The rates of deaths and disabilities from household accidents have dropped significantly since the creation of the Consumer Product Safety Commission, according to a report released yesterday by the Consumer Federation of America.

The study compares data that the National Safety Council collected on accidental household injuries for the nine years before the agency was created in 1973 and the nine years after.

The federation said that in 1973-82, the rate of disabling injuries per 100,000 people fell 28 percent, compared with an 11 percent drop in 1964-72. Deaths from household accidents fell 27 percent in the nine years since the agency was created, compared with a 13 percent decrease in the nine years before.

The study was aimed at an amendment to the agency's reauthorization bill, sponsored by Rep. Elliott H. Levitas (D-Ga.), that would require all of the CPSC's orders, recalls and bans to be approved by Congress and the president.
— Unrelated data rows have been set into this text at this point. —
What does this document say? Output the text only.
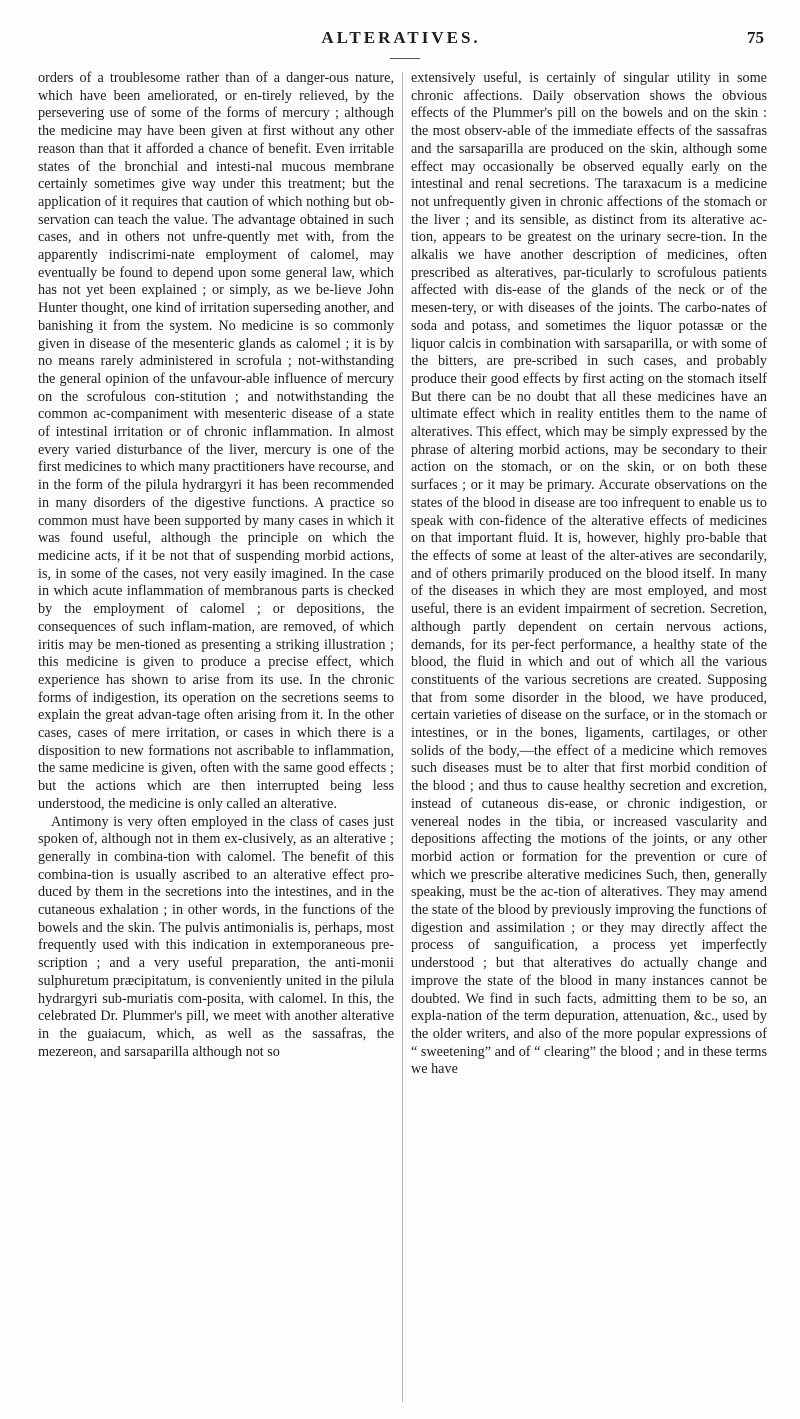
ALTERATIVES.	75

orders of a troublesome rather than of a danger-ous nature, which have been ameliorated, or en-tirely relieved, by the persevering use of some of the forms of mercury ; although the medicine may have been given at first without any other reason than that it afforded a chance of benefit. Even irritable states of the bronchial and intesti-nal mucous membrane certainly sometimes give way under this treatment; but the application of it requires that caution of which nothing but ob-servation can teach the value. The advantage obtained in such cases, and in others not unfre-quently met with, from the apparently indiscrimi-nate employment of calomel, may eventually be found to depend upon some general law, which has not yet been explained ; or simply, as we be-lieve John Hunter thought, one kind of irritation superseding another, and banishing it from the system. No medicine is so commonly given in disease of the mesenteric glands as calomel ; it is by no means rarely administered in scrofula ; not-withstanding the general opinion of the unfavour-able influence of mercury on the scrofulous con-stitution ; and notwithstanding the common ac-companiment with mesenteric disease of a state of intestinal irritation or of chronic inflammation. In almost every varied disturbance of the liver, mercury is one of the first medicines to which many practitioners have recourse, and in the form of the pilula hydrargyri it has been recommended in many disorders of the digestive functions. A practice so common must have been supported by many cases in which it was found useful, although the principle on which the medicine acts, if it be not that of suspending morbid actions, is, in some of the cases, not very easily imagined. In the case in which acute inflammation of membranous parts is checked by the employment of calomel ; or depositions, the consequences of such inflam-mation, are removed, of which iritis may be men-tioned as presenting a striking illustration ; this medicine is given to produce a precise effect, which experience has shown to arise from its use. In the chronic forms of indigestion, its operation on the secretions seems to explain the great advan-tage often arising from it. In the other cases, cases of mere irritation, or cases in which there is a disposition to new formations not ascribable to inflammation, the same medicine is given, often with the same good effects ; but the actions which are then interrupted being less understood, the medicine is only called an alterative.

Antimony is very often employed in the class of cases just spoken of, although not in them ex-clusively, as an alterative ; generally in combina-tion with calomel. The benefit of this combina-tion is usually ascribed to an alterative effect pro-duced by them in the secretions into the intestines, and in the cutaneous exhalation ; in other words, in the functions of the bowels and the skin. The pulvis antimonialis is, perhaps, most frequently used with this indication in extemporaneous pre-scription ; and a very useful preparation, the anti-monii sulphuretum præcipitatum, is conveniently united in the pilula hydrargyri sub-muriatis com-posita, with calomel. In this, the celebrated Dr. Plummer's pill, we meet with another alterative in the guaiacum, which, as well as the sassafras, the mezereon, and sarsaparilla although not so

extensively useful, is certainly of singular utility in some chronic affections. Daily observation shows the obvious effects of the Plummer's pill on the bowels and on the skin : the most observ-able of the immediate effects of the sassafras and the sarsaparilla are produced on the skin, although some effect may occasionally be observed equally early on the intestinal and renal secretions. The taraxacum is a medicine not unfrequently given in chronic affections of the stomach or the liver ; and its sensible, as distinct from its alterative ac-tion, appears to be greatest on the urinary secre-tion. In the alkalis we have another description of medicines, often prescribed as alteratives, par-ticularly to scrofulous patients affected with dis-ease of the glands of the neck or of the mesen-tery, or with diseases of the joints. The carbo-nates of soda and potass, and sometimes the liquor potassæ or the liquor calcis in combination with sarsaparilla, or with some of the bitters, are pre-scribed in such cases, and probably produce their good effects by first acting on the stomach itself But there can be no doubt that all these medicines have an ultimate effect which in reality entitles them to the name of alteratives. This effect, which may be simply expressed by the phrase of altering morbid actions, may be secondary to their action on the stomach, or on the skin, or on both these surfaces ; or it may be primary. Accurate observations on the states of the blood in disease are too infrequent to enable us to speak with con-fidence of the alterative effects of medicines on that important fluid. It is, however, highly pro-bable that the effects of some at least of the alter-atives are secondarily, and of others primarily produced on the blood itself. In many of the diseases in which they are most employed, and most useful, there is an evident impairment of secretion. Secretion, although partly dependent on certain nervous actions, demands, for its per-fect performance, a healthy state of the blood, the fluid in which and out of which all the various constituents of the various secretions are created. Supposing that from some disorder in the blood, we have produced, certain varieties of disease on the surface, or in the stomach or intestines, or in the bones, ligaments, cartilages, or other solids of the body,—the effect of a medicine which removes such diseases must be to alter that first morbid condition of the blood ; and thus to cause healthy secretion and excretion, instead of cutaneous dis-ease, or chronic indigestion, or venereal nodes in the tibia, or increased vascularity and depositions affecting the motions of the joints, or any other morbid action or formation for the prevention or cure of which we prescribe alterative medicines Such, then, generally speaking, must be the ac-tion of alteratives. They may amend the state of the blood by previously improving the functions of digestion and assimilation ; or they may directly affect the process of sanguification, a process yet imperfectly understood ; but that alteratives do actually change and improve the state of the blood in many instances cannot be doubted. We find in such facts, admitting them to be so, an expla-nation of the term depuration, attenuation, &c., used by the older writers, and also of the more popular expressions of “ sweetening” and of “ clearing” the blood ; and in these terms we have
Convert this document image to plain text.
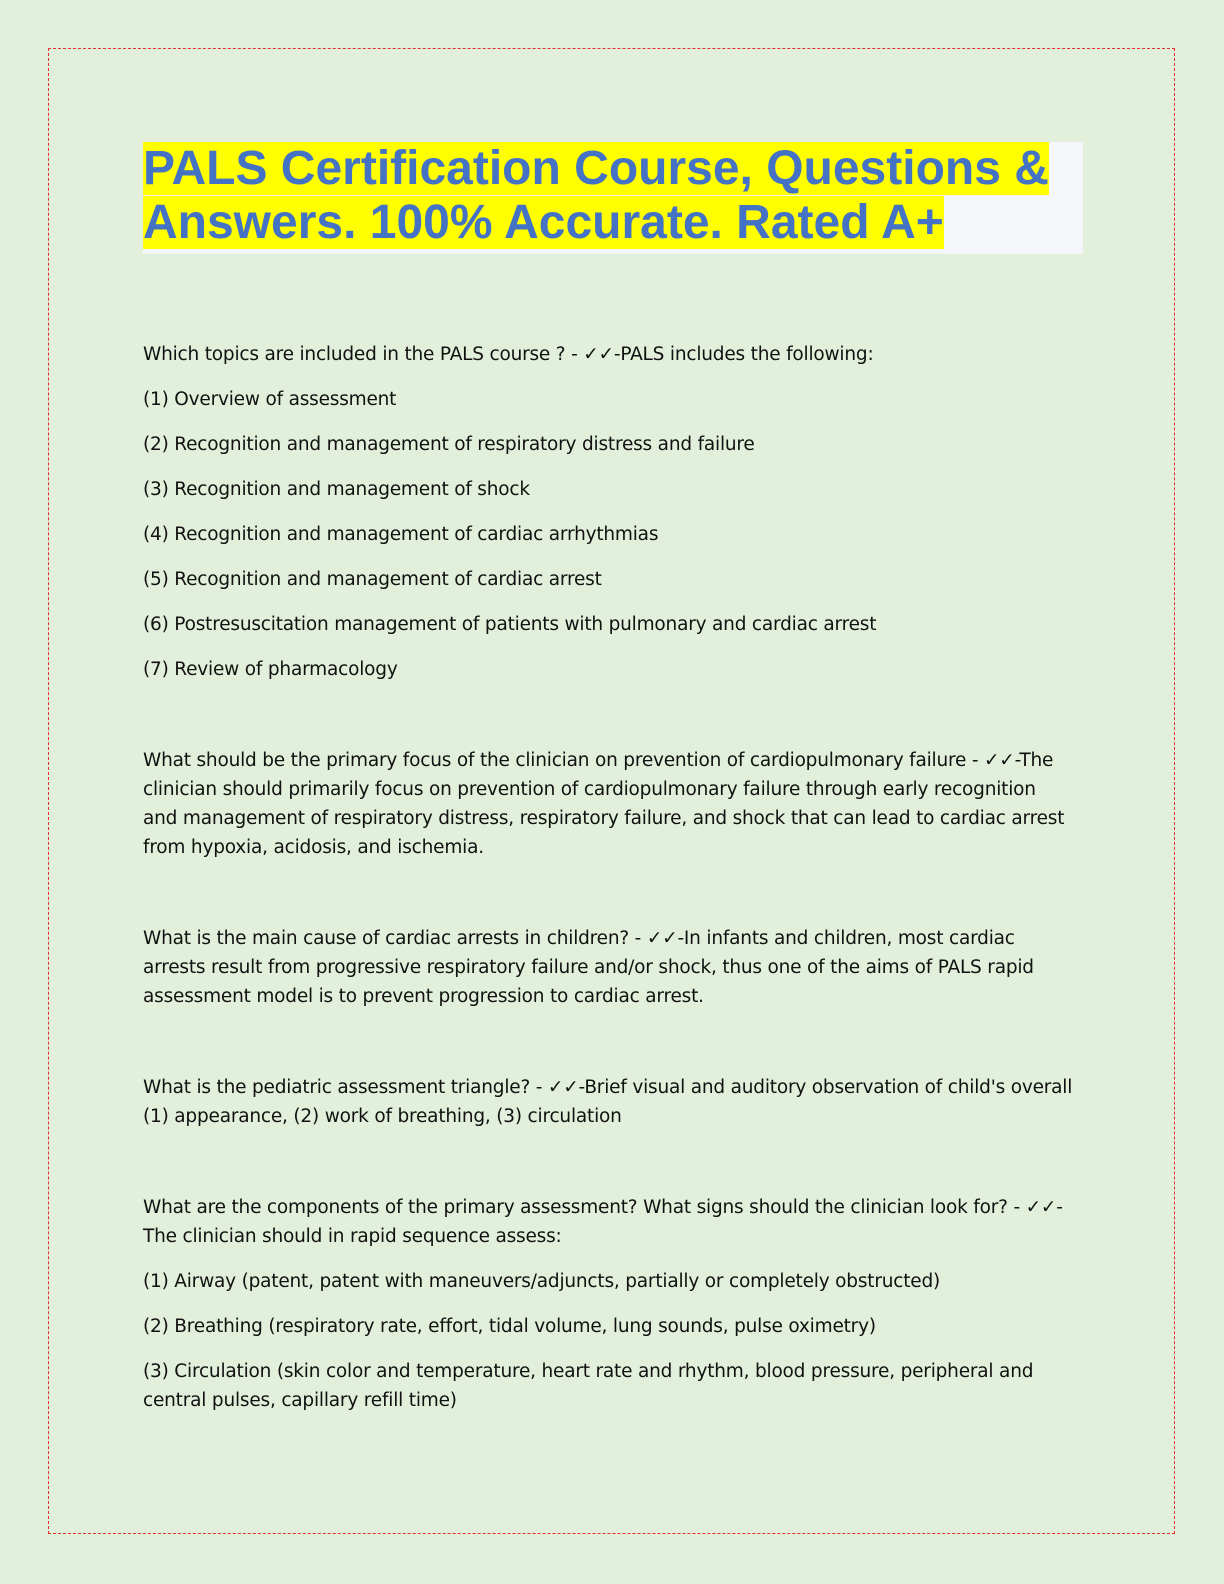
PALS Certification Course, Questions &
Answers. 100% Accurate. Rated A+

Which topics are included in the PALS course ? - ✓✓-PALS includes the following:

(1) Overview of assessment

(2) Recognition and management of respiratory distress and failure

(3) Recognition and management of shock

(4) Recognition and management of cardiac arrhythmias

(5) Recognition and management of cardiac arrest

(6) Postresuscitation management of patients with pulmonary and cardiac arrest

(7) Review of pharmacology

What should be the primary focus of the clinician on prevention of cardiopulmonary failure - ✓✓-The clinician should primarily focus on prevention of cardiopulmonary failure through early recognition and management of respiratory distress, respiratory failure, and shock that can lead to cardiac arrest from hypoxia, acidosis, and ischemia.

What is the main cause of cardiac arrests in children? - ✓✓-In infants and children, most cardiac arrests result from progressive respiratory failure and/or shock, thus one of the aims of PALS rapid assessment model is to prevent progression to cardiac arrest.

What is the pediatric assessment triangle? - ✓✓-Brief visual and auditory observation of child's overall (1) appearance, (2) work of breathing, (3) circulation

What are the components of the primary assessment? What signs should the clinician look for? - ✓✓-The clinician should in rapid sequence assess:

(1) Airway (patent, patent with maneuvers/adjuncts, partially or completely obstructed)

(2) Breathing (respiratory rate, effort, tidal volume, lung sounds, pulse oximetry)

(3) Circulation (skin color and temperature, heart rate and rhythm, blood pressure, peripheral and central pulses, capillary refill time)
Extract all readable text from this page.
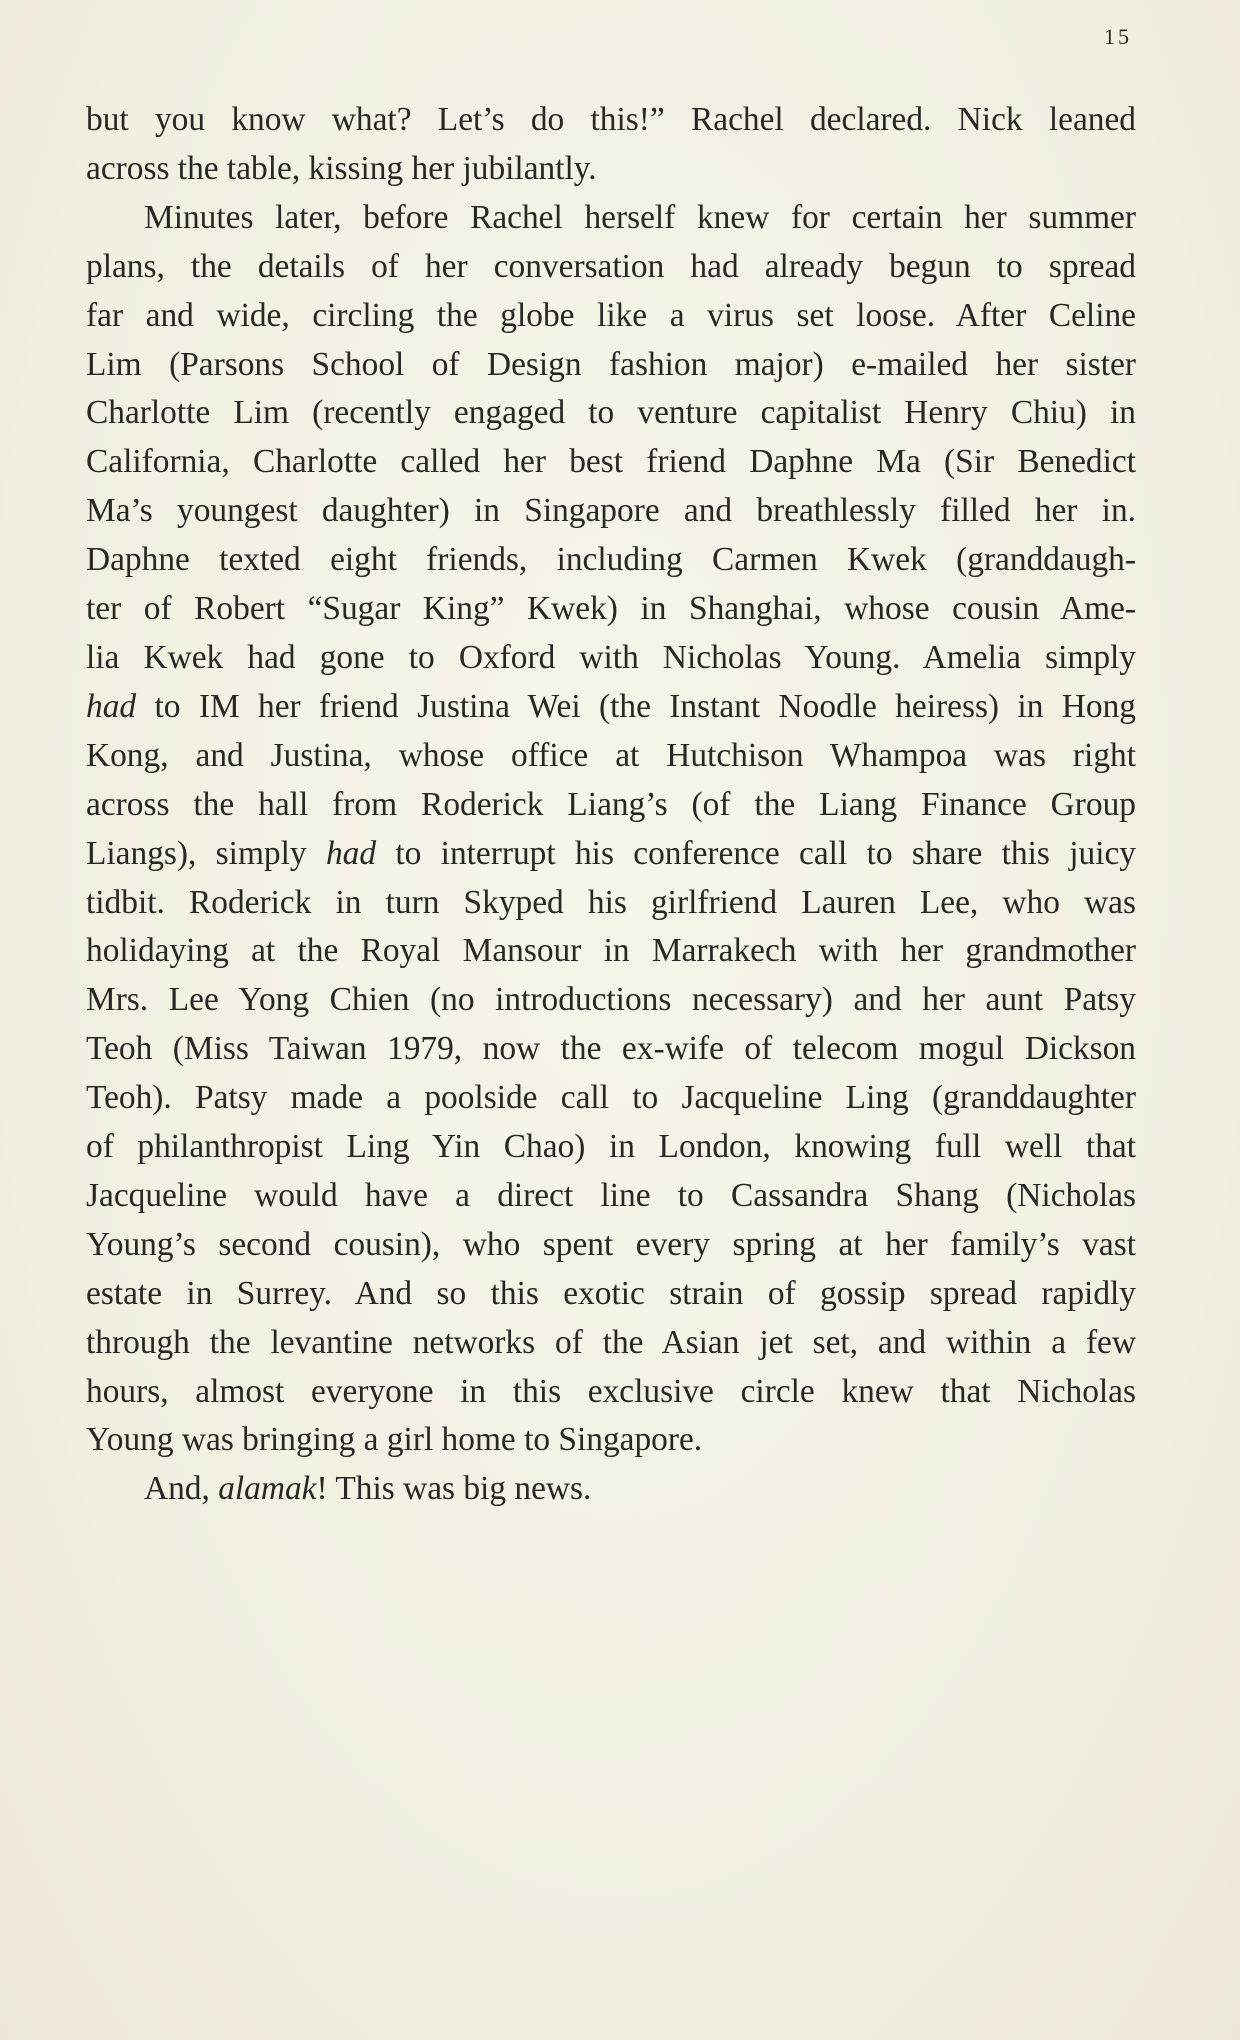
15

but you know what? Let’s do this!” Rachel declared. Nick leaned
across the table, kissing her jubilantly.

Minutes later, before Rachel herself knew for certain her summer
plans, the details of her conversation had already begun to spread
far and wide, circling the globe like a virus set loose. After Celine
Lim (Parsons School of Design fashion major) e-mailed her sister
Charlotte Lim (recently engaged to venture capitalist Henry Chiu) in
California, Charlotte called her best friend Daphne Ma (Sir Benedict
Ma’s youngest daughter) in Singapore and breathlessly filled her in.
Daphne texted eight friends, including Carmen Kwek (granddaugh-
ter of Robert “Sugar King” Kwek) in Shanghai, whose cousin Ame-
lia Kwek had gone to Oxford with Nicholas Young. Amelia simply
had to IM her friend Justina Wei (the Instant Noodle heiress) in Hong
Kong, and Justina, whose office at Hutchison Whampoa was right
across the hall from Roderick Liang’s (of the Liang Finance Group
Liangs), simply had to interrupt his conference call to share this juicy
tidbit. Roderick in turn Skyped his girlfriend Lauren Lee, who was
holidaying at the Royal Mansour in Marrakech with her grandmother
Mrs. Lee Yong Chien (no introductions necessary) and her aunt Patsy
Teoh (Miss Taiwan 1979, now the ex-wife of telecom mogul Dickson
Teoh). Patsy made a poolside call to Jacqueline Ling (granddaughter
of philanthropist Ling Yin Chao) in London, knowing full well that
Jacqueline would have a direct line to Cassandra Shang (Nicholas
Young’s second cousin), who spent every spring at her family’s vast
estate in Surrey. And so this exotic strain of gossip spread rapidly
through the levantine networks of the Asian jet set, and within a few
hours, almost everyone in this exclusive circle knew that Nicholas
Young was bringing a girl home to Singapore.

And, alamak! This was big news.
"The totals behind the rates are staggering," said Ann K. Lower, the federation's information director and the study's principal author.

"Five million fewer injuries and deaths which, using the average cost data of the NSC, means a $14 billion savings in medical costs and lost wages," she said.

In actual numbers, the number of disabling household accidents dropped from 28,000 in 1964 to 26,500 in 1972 and then to 21,000 in 1981.

An amendment to the Consumer Product Safety Commission's reauthorization bill was described incorrectly yesterday. The amendment, sponsored by Rep. Elliott H. Levitas (D-Ga.), would require the agency to get the approval of Congress and the president before issuing any regulations or product performance standards.